1. Every darker area surrounded by a lighter background in the gray scale image $PJ$ appears as a darker area surrounded by a lighter background in the original image $J$, for any $P$.
2. Every darker area surrounded by a lighter background in image $J$ appears as a darker area surrounded by a lighter background in the gray scale image $PJ$, for some $P$.

Therefore, in order to capture the topology of $J$ one needs to capture the topologies of all possible gray scale images $PJ$, without double counting.

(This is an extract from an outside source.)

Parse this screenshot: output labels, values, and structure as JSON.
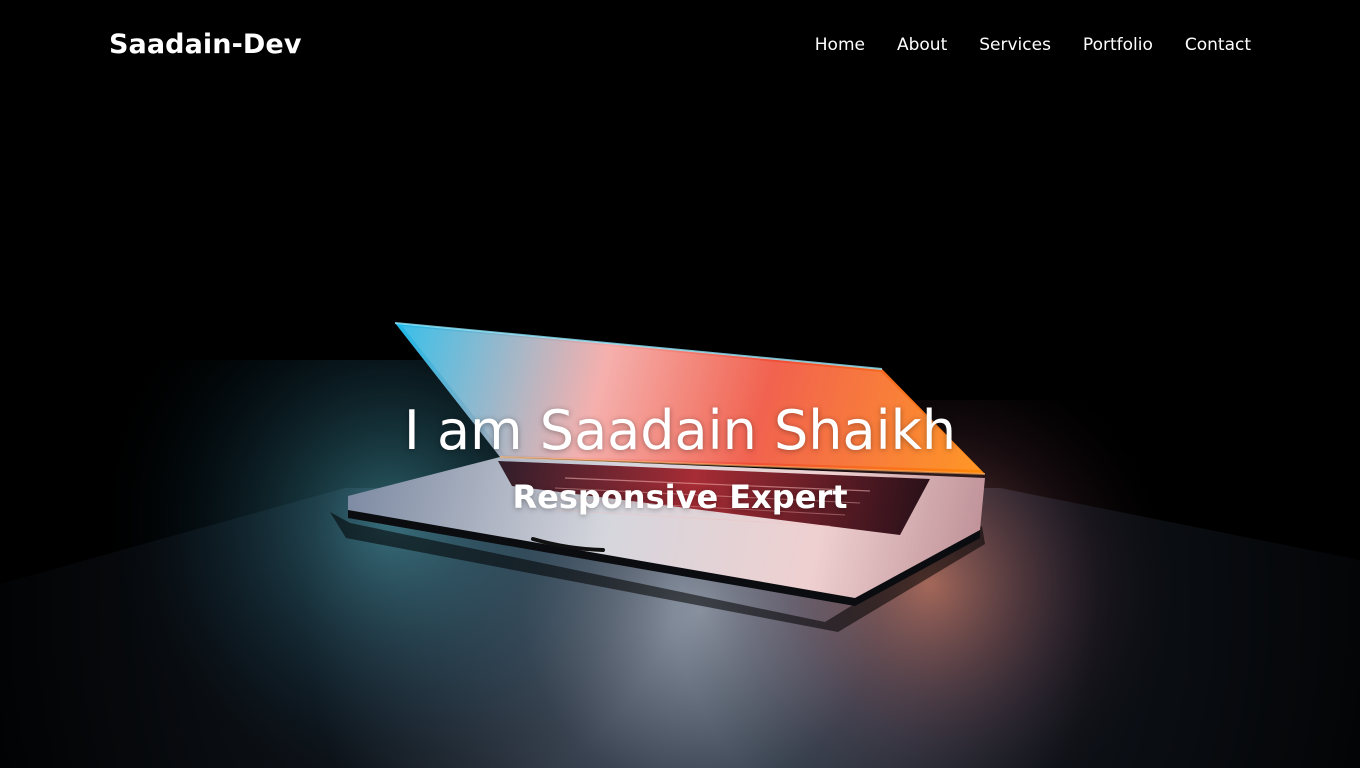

A similar analysis will lead to an even simpler conclusion that in order to capture the topology of $J$ one needs to captures the topologies of all of its possible binarizations (via thresholding), without double counting.

## Topology graph of a color image

The nodes of the topology graph are the objects and holes in the thresholded image and there is an arrow from node $A$ to node $B$ if:

• object $B$ has hole $A$, provided $A$ and $B$ correspond to consecutive colors.
• object $B$ has hole $A$, provided $A$ and $B$ correspond to the same color.
• And vice versa.

Each of these slices is the topology graph of the gray scale image obtained from the color image by fixing a value of, say, green and blue and letting red vary. The end result is a box filled with graphs connected with its neighbors.

## How to build the topology graph

All pixels in the image are ordered according to the partial order.

• Following this order, each pixel is processed:
• add its vertices, unless those are already present as parts of other pixels;
• add its edges, unless those are already present as parts of other pixels;
• add the face of the pixel.
• At every step, the graph is given a new node and arrows that connect the nodes in order to represent the merging and the splitting of the cycles:
• adding a new vertex creates a new component;
• adding a new edge may connect two components, or create, or split a hole;
• adding the face to the hole eliminates the hole.

• Threshold the image to create $256 \times 256 \times 256$ binary images.